Questions for Mike Lindell
Before publication of this article we reached out to Mike Lindell by email and asked him if, to his knowledge, he directly got any of his data from Dennis L. Montgomery, Patrick Bryrne, David Martin, blxware.org or electionrecords.com. He told us by email he didn't and said he only recognized two names in the list. He claimed "my information is unique and involves other sources. Whistleblowers and white hat hackers employed by the government and the private sector."
All of the above raises several questions for Lindell. But before we get to that, I want to make one thing clear because Lindell and his co-hosts on Frank Speech seem to be very sensitive on this point:
None of the above is in any way, shape or form a Lead Stories endorsement, defense or praise for China, the Chinese Communist Party, communism or the Soviet Union.
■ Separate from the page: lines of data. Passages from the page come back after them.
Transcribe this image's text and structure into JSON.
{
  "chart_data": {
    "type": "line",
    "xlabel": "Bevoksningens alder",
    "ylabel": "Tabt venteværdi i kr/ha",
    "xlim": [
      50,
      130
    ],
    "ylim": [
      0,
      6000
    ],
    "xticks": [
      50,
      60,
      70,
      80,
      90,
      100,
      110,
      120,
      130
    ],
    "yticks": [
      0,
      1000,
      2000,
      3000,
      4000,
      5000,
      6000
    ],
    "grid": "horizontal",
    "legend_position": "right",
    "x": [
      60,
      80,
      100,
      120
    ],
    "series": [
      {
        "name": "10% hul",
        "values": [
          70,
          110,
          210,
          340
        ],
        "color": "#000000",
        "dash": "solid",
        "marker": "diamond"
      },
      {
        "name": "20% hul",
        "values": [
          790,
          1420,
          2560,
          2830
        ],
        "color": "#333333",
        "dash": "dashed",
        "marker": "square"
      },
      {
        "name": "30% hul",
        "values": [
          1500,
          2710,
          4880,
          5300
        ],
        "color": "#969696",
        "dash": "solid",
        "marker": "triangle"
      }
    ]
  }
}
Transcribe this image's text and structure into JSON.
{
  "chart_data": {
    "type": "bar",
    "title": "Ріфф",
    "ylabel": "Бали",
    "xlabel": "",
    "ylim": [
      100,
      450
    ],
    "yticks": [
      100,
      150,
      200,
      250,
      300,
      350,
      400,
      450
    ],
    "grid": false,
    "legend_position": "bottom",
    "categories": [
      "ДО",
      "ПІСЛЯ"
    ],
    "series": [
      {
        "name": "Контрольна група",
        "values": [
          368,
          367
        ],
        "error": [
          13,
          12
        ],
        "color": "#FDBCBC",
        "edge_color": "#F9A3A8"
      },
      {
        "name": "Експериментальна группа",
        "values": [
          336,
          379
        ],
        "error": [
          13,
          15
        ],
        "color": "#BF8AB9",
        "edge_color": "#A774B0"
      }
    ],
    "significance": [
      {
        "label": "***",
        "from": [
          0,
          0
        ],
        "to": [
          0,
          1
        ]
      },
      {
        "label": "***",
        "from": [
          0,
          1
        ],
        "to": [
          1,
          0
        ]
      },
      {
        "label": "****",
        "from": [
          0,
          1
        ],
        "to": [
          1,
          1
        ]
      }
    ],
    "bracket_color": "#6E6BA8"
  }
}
Communist regimes in general have terrible records when it comes to democracy, press freedom and human rights. They have falsified history, imprisoned fact-checkers and shot journalists. We endorse none of that. Our co-founder Alan Duke volunteered to join the U.S. Army, which at that time was fighting Communists in Vietnam. Duke was only prevented from joining that fight because the war ended before he could complete his military training.
We agree there definitely is real historical evidence of China or Communists doing terrible things. However the data discussed in this article is not it.
With that out of the way:
- If, after all that, you still believe our fact check is ideologically motivated, how do you explain The Gateway Pundit coming to the same conclusion (archived here and here) using the very same expert they used to verify the Hunter Biden laptop? Or these people on the forum of Steve Bannon's podcast?
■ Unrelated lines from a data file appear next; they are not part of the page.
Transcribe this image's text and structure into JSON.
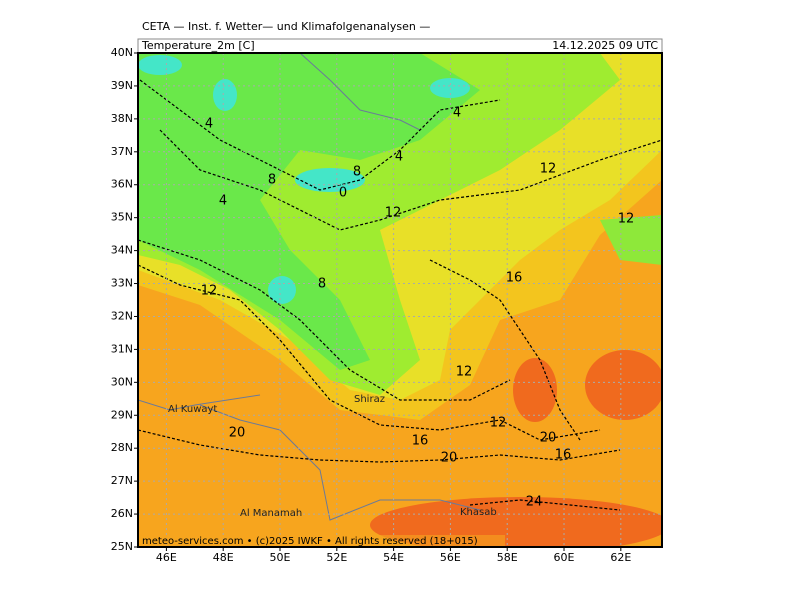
{
  "header": {
    "title": "CETA — Inst. f. Wetter— und Klimafolgenanalysen —",
    "parameter": "Temperature_2m [C]",
    "valid_time": "14.12.2025 09 UTC"
  },
  "map": {
    "lonlim": [
      45,
      63.45
    ],
    "latlim": [
      25,
      40
    ],
    "lat_ticks": [
      {
        "value": 25,
        "label": "25N"
      },
      {
        "value": 26,
        "label": "26N"
      },
      {
        "value": 27,
        "label": "27N"
      },
      {
        "value": 28,
        "label": "28N"
      },
      {
        "value": 29,
        "label": "29N"
      },
      {
        "value": 30,
        "label": "30N"
      },
      {
        "value": 31,
        "label": "31N"
      },
      {
        "value": 32,
        "label": "32N"
      },
      {
        "value": 33,
        "label": "33N"
      },
      {
        "value": 34,
        "label": "34N"
      },
      {
        "value": 35,
        "label": "35N"
      },
      {
        "value": 36,
        "label": "36N"
      },
      {
        "value": 37,
        "label": "37N"
      },
      {
        "value": 38,
        "label": "38N"
      },
      {
        "value": 39,
        "label": "39N"
      },
      {
        "value": 40,
        "label": "40N"
      }
    ],
    "lon_ticks": [
      {
        "value": 46,
        "label": "46E"
      },
      {
        "value": 48,
        "label": "48E"
      },
      {
        "value": 50,
        "label": "50E"
      },
      {
        "value": 52,
        "label": "52E"
      },
      {
        "value": 54,
        "label": "54E"
      },
      {
        "value": 56,
        "label": "56E"
      },
      {
        "value": 58,
        "label": "58E"
      },
      {
        "value": 60,
        "label": "60E"
      },
      {
        "value": 62,
        "label": "62E"
      }
    ],
    "contour_labels": [
      4,
      4,
      4,
      4,
      8,
      8,
      0,
      12,
      12,
      12,
      16,
      8,
      12,
      12,
      12,
      20,
      16,
      20,
      16,
      20,
      24
    ],
    "places": [
      "Al Kuwayt",
      "Al Manamah",
      "Shiraz",
      "Khasab"
    ]
  },
  "footer": "meteo-services.com • (c)2025 IWKF • All rights reserved (18+015)"
}
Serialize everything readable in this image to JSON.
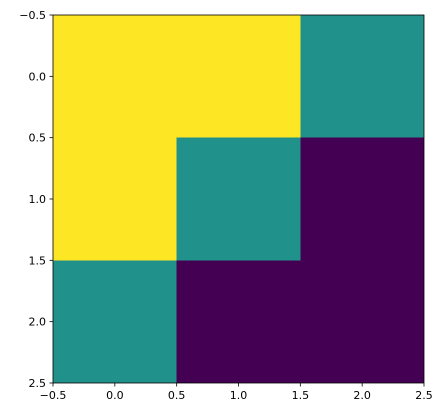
{
  "chart_data": {
    "type": "heatmap",
    "z": [
      [
        2,
        2,
        1
      ],
      [
        2,
        1,
        0
      ],
      [
        1,
        0,
        0
      ]
    ],
    "zlim": [
      0,
      2
    ],
    "colorscale": [
      "#440154",
      "#21918c",
      "#fde725"
    ],
    "xlim": [
      -0.5,
      2.5
    ],
    "ylim": [
      2.5,
      -0.5
    ],
    "xticks": [
      {
        "value": -0.5,
        "label": "−0.5"
      },
      {
        "value": 0,
        "label": "0.0"
      },
      0.5,
      {
        "value": 1,
        "label": "1.0"
      },
      1.5,
      {
        "value": 2,
        "label": "2.0"
      },
      2.5
    ],
    "yticks": [
      {
        "value": -0.5,
        "label": "−0.5"
      },
      {
        "value": 0,
        "label": "0.0"
      },
      0.5,
      {
        "value": 1,
        "label": "1.0"
      },
      1.5,
      {
        "value": 2,
        "label": "2.0"
      },
      2.5
    ]
  }
}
- How much vetting was really done on Fanning and Jones?
- Is any vetting of Montgomery in the cards? If not, why not?
- If the data came from unnamed "whistleblowers and white hat hackers" that were not in the list Lead Stories asked you about, does that mean Fanning and Jones were wrong when they repeatedly wrote it came from Montgomery?
- Why do you think Fanning did not mention Montgomery in your movies, but can't seem to stop writing about him on her own site?
- When discussing our article about "Absolute Interference" during the livestream on frankspeech.com you and Douglas Frank swatted aside our question of how all the hacking and vote stealing/flipping/injecting could also alter the paper ballots that were recounted several times (including by hand) in two states, by saying "it's more complicated than that." We are still waiting for that very complicated answer.
- Do you think there are people who have a financial or other interest in keeping you in the dark about the real nature of these time-stamped files and animations?